I won’t give it all away, but here are a few teases:

  • We never did get to the top-end of 802.11n’s promised 600 Mbps data rates, and it’s highly doubtful we’ll recognize 11ac’s hyped 6.7 Gbps either
  • 256 QAM is awesome- if you’re standing close to an AP or have one in your pocket
  • Channel bonding is the stuff of high data rates… but you’re probably expecting too much out of this feature
  • Despite rapid adoption of 11ac, what we’ll see out of it in terms of big, impressive performance numbers will be a mere fraction of what hype tells us to expect
  • There are several other depressing little nuggets

Get the document, read it, and share it. It really is well written and injects a needed dose of reality to the 11ac buzz.

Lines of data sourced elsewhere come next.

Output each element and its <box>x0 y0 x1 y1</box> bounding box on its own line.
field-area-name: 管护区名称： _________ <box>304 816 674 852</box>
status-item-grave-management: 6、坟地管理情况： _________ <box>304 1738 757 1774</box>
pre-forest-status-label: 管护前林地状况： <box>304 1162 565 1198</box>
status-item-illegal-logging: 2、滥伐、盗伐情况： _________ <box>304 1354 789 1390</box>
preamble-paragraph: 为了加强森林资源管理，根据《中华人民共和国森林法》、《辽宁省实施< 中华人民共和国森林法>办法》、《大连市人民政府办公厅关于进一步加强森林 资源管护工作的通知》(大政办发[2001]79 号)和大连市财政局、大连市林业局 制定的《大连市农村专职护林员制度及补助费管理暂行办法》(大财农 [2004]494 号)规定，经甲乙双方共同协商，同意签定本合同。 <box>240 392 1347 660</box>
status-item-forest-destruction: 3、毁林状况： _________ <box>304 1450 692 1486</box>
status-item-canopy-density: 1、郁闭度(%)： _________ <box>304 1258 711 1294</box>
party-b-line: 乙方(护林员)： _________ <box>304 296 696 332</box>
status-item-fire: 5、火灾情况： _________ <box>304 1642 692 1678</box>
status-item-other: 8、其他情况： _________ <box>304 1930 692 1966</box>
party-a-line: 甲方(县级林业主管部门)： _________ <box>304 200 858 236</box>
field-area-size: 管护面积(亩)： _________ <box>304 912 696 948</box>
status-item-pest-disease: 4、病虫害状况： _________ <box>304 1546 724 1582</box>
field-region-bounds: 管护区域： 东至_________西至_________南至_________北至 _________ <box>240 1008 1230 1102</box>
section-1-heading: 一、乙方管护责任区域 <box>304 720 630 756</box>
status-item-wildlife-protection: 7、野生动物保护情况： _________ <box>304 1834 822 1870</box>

At the same time, don’t be as pissy as I’m making myself out to be in this blog (I’m a writer, and this is called creative license for those of you watching at home). 11ac is still moving the Wi-Fi cheese deeper into the 5 GHz spectrum, which is a huge gain for the greater wireless good. And…we’re still getting better rate-over-range with 11ac versus 11n, and with Ruckus breaking the ice on Wave 2, we’re getting into 4×4 APs with MU-MIMO (though 7signal deflates the MU-MIMO bluster a bit as well in the whitepaper). 

So maybe 11ac isn’t really a big fat pack of lies… perhaps it’s more like a series of Brian Williams-style “embellishments”.  But the truth here does matter for managing expectations, and that’s the point of 7signal’s excellent document.